Reading: Fierce Kingdom by Gin Phillips. I started it at 1 in the afternoon and stayed up until after 1:30am to finish it. I couldn’t put it down. If you’re like me and ever wondered what you would do if there was a shooting while you were at the zoo, this is the book for you. If that sounds like a terrible story then move right along. I can’t tell you the number of times I’ve considered where I’d hide during a zoo attack and it all played out in this book. Some of it was a little wordy (something crawled over the mother’s foot which led to several paragraphs down memory lane blahblah) but overall it was engrossing. 

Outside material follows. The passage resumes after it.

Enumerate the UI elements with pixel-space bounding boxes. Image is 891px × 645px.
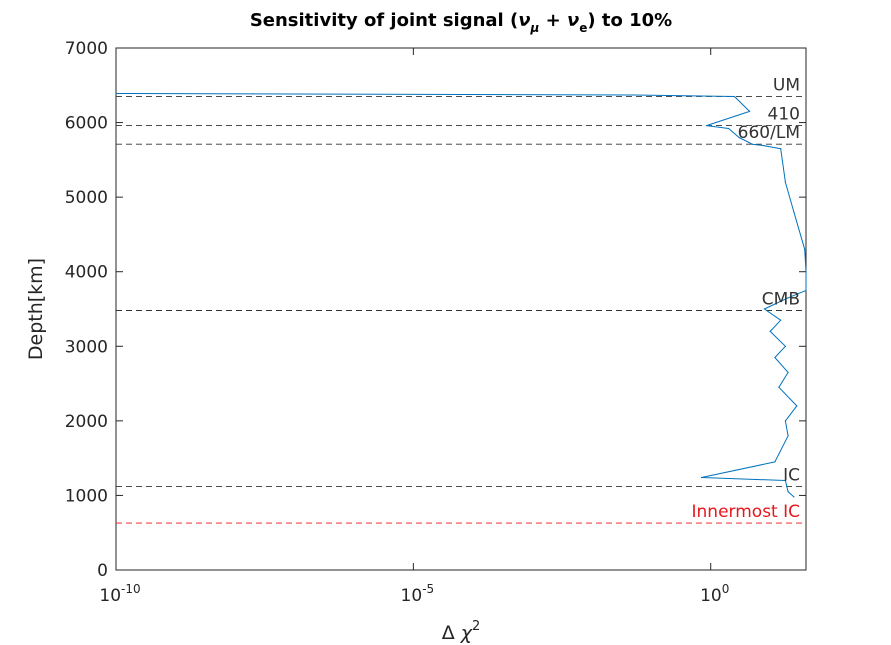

Apologizing to: the mother’s from AB’s school. When I dropped AB off at school on Wednesday I asked if she’s been behaving well. They gave a glowing report. When I picked her up, Miss Shiela pulled me aside and said, “Annabelle blurted out to the whole class that Santa Claus isn’t real.” She gave me a look that said I needed to get my truth-spreading child under control. I apologized profusely. The day before Annabelle was at swimming lessons and made the same announcement to the whole pool. I thought I had gotten through to her when I said she couldn’t say that in public because other children might not know. Now I keep my eyes averted when I see a mother from her class.
I was starting to regret telling her if it meant she’d ruin other children’s fun, but she told me “I’m glad you told me because I was wondering why I’ve seen so many different Santas out there.”



Protecting: Linus and Lucy. If they don’t make it, it will be because Sesame loved them to death. She’s trying to teach them how to play patacake and do the cooking game on the ipad. They’ve been dropped, squeezed, kissed, wrapped in blankets, made to dance and treated like babies. She loves them. They tolorate her. It’s an arrangement that’s worked well so far.